The body inside the sack, it turned out, belonged to a woman. She was found pretty close to a dirt road roughly 30 miles from a desert town called Kingman. The identity of the deceased woman was a mystery — which is how she came to be known as “Mohave Jane Doe.”

A potential clue

The sack containing Mohave Jane Doe was white, made from material woven together loosely and bound shut using a little rope. On its side was some green text. It read, “Deer-Pak Ames Harris Neville Co.” That might initially have seemed like a promising clue, but nothing ultimately ever came of it.

The clothes

There were a bunch of clothes found with the body, too, which might initially have been expected to prove useful in helping to identify the deceased.

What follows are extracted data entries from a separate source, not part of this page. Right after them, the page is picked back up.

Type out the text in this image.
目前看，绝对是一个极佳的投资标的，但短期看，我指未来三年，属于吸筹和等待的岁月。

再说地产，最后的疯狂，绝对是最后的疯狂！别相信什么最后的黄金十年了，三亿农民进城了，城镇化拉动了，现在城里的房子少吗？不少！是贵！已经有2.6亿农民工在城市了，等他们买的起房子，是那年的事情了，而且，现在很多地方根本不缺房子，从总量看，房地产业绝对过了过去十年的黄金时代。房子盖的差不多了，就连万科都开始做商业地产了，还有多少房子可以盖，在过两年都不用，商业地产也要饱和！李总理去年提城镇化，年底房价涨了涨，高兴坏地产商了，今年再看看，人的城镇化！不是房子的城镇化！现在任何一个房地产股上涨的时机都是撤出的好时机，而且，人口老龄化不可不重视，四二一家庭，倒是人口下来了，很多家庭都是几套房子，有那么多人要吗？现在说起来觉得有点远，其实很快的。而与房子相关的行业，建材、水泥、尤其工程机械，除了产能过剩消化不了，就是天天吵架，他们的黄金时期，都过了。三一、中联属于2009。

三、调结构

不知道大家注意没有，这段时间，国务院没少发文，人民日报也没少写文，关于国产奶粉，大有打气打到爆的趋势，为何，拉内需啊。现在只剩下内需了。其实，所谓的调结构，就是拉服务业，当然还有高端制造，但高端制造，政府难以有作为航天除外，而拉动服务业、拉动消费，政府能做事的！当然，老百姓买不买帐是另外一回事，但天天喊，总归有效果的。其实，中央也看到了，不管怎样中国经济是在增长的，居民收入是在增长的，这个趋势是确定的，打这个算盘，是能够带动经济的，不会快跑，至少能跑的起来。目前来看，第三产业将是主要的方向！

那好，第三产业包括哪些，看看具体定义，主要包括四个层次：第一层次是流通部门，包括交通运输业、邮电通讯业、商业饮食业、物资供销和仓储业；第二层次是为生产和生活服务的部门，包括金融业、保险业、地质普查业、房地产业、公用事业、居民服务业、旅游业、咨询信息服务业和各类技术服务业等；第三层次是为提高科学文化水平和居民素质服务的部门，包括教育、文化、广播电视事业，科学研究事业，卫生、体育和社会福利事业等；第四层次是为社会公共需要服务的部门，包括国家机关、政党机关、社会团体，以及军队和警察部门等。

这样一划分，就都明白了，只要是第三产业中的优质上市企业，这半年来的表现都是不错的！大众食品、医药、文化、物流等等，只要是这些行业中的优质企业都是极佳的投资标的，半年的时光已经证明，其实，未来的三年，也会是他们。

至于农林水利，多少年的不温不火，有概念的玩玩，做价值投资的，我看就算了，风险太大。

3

There were two blouses — one black, and one multicolored with long sleeves — orange pants, bobby socks, black boots, and brown driving gloves. Yet all these details came to nothing, in terms of the investigation.

Physical description

More details eventually emerged about the deceased woman. She was thought to have been between 35 and 40 years of age, white, and 5’4” in height. Her weight was estimated to have been in the 125-140-pound region. She’d had curly, brown hair, which was showing some signs of graying.